Se l’esportazione non è diretta verso paesi UE, la documentazione dipende dai seguenti fattori:

  • valore della merce
  • destinazione della merce
  • eventuali restrizioni

Se la merce da esportare soggiace a restrizioni, l’esportatore austriaco deve assolvere alcuni obblighi:

  • segnalare l’esportazione all’ufficio doganale austriaco e qui
  • presentare i documenti di trasporto, regolare fattura e l’autorizzazione a operare in esportazione

In particolare sono soggette a restrizioni, le armi e i cosiddetti beni “dual use”.

L’arbitrato in Austria

Ricorrere all’arbitrato in Austria, in presenza di contratti internazionali, per risolvere controversie civili e commerciali, può essere decisamente vantaggioso: sulla base di accordi internazionali, infatti, i lodi arbitrali austriaci sono esecutivi in quasi ogni ordinamento giuridico. La Repubblica Austriaca ha sottoscritto tutti i più importanti accordi bilaterali e multilaterali; tra gli altri anche la “Convenzione di New York sul Riconoscimento e la Esecuzione di Lodi Arbitrali Stranieri (1958)

Il Diritto austriaco prevede che il compromesso arbitrale sia stato sottoscritto, perché possa avere validità giuridica. La clausola arbitrale si ritiene valida a tutti gli effetti anche se confermata attraverso reciproci scambi di e-mail o fax. Si consiglia di sottoscrivere un compromesso arbitrale al momento della redazione del contratto internazionale. La risoluzione di una controversia per arbitrato, dà garanzia di un procedimento più rapido, alla fine del quale viene reso un lodo arbitrale, eseguito anche dai tribunali statali austriaci.

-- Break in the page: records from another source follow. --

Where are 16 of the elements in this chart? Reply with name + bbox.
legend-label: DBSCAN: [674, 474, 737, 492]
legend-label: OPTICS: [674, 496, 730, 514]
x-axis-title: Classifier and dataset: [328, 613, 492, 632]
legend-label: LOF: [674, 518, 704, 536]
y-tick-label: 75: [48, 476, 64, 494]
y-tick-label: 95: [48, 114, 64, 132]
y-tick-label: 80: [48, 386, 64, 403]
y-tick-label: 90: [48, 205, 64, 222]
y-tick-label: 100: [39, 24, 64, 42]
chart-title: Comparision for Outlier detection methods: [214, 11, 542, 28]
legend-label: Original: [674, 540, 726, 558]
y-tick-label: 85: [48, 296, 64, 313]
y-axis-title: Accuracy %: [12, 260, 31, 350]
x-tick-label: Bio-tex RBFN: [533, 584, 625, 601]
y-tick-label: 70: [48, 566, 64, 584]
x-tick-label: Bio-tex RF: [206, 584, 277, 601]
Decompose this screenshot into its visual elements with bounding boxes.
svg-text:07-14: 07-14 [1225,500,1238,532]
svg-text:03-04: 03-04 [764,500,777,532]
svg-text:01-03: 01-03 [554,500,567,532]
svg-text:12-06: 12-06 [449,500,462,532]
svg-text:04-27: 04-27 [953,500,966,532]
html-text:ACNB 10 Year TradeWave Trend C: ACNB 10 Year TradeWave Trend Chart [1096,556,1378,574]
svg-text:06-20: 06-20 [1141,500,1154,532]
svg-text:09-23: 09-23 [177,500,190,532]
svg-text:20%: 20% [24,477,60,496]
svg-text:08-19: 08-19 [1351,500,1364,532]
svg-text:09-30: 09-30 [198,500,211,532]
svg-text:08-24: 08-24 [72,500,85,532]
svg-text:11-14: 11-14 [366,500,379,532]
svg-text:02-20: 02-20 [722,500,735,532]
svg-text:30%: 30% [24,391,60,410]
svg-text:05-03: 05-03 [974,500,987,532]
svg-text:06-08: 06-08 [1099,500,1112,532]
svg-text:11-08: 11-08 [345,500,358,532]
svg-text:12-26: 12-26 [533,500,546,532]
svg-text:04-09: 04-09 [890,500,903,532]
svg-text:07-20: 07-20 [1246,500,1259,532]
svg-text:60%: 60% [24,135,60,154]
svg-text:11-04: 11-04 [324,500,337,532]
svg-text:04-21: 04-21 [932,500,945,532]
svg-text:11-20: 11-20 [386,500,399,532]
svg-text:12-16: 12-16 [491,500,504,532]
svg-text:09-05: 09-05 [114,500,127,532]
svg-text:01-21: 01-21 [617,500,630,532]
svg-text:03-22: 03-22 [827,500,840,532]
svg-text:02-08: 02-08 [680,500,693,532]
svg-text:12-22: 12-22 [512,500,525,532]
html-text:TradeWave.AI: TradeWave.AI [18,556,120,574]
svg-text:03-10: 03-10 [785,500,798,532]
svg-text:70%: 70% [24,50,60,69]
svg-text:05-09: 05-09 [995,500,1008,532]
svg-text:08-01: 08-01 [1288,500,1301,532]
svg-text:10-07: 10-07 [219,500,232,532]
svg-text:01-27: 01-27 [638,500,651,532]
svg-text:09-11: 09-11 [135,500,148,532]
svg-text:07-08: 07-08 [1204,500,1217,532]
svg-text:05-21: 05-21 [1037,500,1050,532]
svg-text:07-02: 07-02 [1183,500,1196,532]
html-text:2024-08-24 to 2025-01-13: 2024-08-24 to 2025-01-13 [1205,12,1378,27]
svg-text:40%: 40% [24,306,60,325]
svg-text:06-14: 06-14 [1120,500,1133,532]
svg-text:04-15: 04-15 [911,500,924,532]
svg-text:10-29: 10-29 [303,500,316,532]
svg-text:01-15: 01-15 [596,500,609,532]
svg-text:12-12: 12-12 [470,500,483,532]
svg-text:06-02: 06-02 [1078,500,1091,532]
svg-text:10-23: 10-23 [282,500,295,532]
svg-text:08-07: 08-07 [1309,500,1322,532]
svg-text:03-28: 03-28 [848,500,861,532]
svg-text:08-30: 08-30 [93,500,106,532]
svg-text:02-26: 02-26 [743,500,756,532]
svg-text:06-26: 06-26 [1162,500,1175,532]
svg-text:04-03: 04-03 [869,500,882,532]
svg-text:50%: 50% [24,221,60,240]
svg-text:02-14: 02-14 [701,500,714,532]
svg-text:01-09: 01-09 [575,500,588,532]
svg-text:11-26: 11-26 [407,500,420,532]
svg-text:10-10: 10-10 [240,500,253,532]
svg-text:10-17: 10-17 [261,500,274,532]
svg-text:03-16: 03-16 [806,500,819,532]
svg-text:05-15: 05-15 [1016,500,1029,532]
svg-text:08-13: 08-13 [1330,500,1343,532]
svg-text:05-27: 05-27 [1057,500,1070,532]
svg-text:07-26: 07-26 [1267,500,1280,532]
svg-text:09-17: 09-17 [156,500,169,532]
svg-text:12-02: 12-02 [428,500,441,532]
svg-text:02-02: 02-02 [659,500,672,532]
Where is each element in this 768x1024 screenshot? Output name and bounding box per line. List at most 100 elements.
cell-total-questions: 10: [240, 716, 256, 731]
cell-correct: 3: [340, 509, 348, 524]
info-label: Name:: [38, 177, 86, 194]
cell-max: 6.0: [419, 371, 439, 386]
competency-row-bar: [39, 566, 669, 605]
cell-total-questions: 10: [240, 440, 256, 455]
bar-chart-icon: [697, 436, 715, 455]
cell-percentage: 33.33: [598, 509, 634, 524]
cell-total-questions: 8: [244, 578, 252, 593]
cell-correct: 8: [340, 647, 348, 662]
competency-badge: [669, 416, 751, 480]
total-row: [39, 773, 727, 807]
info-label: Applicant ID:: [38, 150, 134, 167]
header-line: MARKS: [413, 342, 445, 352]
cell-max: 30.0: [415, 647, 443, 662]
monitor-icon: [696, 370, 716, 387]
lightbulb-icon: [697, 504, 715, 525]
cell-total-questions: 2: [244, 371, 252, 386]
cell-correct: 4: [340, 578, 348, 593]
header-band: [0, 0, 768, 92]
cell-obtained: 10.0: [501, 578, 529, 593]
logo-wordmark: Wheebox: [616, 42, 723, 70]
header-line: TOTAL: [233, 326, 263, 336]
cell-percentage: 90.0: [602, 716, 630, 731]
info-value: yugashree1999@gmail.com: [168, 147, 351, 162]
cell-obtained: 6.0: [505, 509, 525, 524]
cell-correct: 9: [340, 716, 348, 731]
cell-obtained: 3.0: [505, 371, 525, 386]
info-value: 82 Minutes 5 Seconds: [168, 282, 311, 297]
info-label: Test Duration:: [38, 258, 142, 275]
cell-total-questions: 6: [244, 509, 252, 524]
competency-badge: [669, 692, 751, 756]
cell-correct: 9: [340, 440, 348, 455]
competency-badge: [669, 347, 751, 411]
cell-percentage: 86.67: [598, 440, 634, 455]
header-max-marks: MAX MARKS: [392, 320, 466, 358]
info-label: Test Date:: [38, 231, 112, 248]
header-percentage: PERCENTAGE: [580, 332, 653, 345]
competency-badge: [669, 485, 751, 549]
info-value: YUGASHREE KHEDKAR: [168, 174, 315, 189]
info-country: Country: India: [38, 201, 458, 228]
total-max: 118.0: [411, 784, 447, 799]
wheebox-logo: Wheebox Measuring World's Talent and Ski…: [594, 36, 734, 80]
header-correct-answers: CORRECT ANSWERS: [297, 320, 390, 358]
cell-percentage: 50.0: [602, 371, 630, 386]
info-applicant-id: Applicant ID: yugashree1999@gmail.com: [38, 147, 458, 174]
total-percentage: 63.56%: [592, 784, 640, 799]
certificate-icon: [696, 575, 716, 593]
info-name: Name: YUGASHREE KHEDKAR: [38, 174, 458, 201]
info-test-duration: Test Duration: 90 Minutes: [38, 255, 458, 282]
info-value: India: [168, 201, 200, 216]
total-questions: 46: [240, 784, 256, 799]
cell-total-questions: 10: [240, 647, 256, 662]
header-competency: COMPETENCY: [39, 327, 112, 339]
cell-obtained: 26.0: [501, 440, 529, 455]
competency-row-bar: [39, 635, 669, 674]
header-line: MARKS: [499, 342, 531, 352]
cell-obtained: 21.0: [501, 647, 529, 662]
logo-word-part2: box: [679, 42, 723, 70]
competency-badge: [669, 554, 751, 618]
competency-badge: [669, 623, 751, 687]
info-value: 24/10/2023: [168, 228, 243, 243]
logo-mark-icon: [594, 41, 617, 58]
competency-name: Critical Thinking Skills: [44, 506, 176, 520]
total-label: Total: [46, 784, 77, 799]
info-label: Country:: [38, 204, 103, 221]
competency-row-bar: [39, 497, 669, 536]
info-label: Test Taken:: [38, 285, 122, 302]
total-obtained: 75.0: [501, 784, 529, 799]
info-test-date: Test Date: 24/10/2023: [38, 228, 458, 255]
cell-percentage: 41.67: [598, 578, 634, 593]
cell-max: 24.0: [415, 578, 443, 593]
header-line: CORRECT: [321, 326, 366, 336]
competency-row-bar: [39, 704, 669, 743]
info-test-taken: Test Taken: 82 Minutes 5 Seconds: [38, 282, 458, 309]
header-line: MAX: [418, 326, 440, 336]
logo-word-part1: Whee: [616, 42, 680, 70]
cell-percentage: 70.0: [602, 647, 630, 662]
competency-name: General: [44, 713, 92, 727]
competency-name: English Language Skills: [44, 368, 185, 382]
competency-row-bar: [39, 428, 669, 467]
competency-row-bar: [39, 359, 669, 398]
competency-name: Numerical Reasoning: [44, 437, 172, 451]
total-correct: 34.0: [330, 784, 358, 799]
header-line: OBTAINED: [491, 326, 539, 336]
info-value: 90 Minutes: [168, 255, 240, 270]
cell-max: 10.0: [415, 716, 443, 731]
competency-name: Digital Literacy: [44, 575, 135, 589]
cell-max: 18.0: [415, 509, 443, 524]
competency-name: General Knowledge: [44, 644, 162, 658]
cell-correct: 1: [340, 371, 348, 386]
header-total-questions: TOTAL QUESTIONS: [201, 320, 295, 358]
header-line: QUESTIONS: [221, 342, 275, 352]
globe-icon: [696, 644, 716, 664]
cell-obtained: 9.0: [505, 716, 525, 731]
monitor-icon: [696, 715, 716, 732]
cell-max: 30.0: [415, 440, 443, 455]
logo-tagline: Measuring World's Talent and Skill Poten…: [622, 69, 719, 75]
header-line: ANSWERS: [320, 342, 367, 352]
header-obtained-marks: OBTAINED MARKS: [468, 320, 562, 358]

La Camera Arbitrale Internazionale di Vienna, Azienda Speciale della Camera Federale dell’Economia Austriaca Internationale Schiedsgericht der Wirtschaftskammer Österreich è molto rinomata. Come organizzazione deputata a risolvere controversie internazionali, vede crescere la propria fama e contribuisce in notevole misura anche al buon nome dell’Austria, come paese all’avanguardia sotto questo specifico aspetto.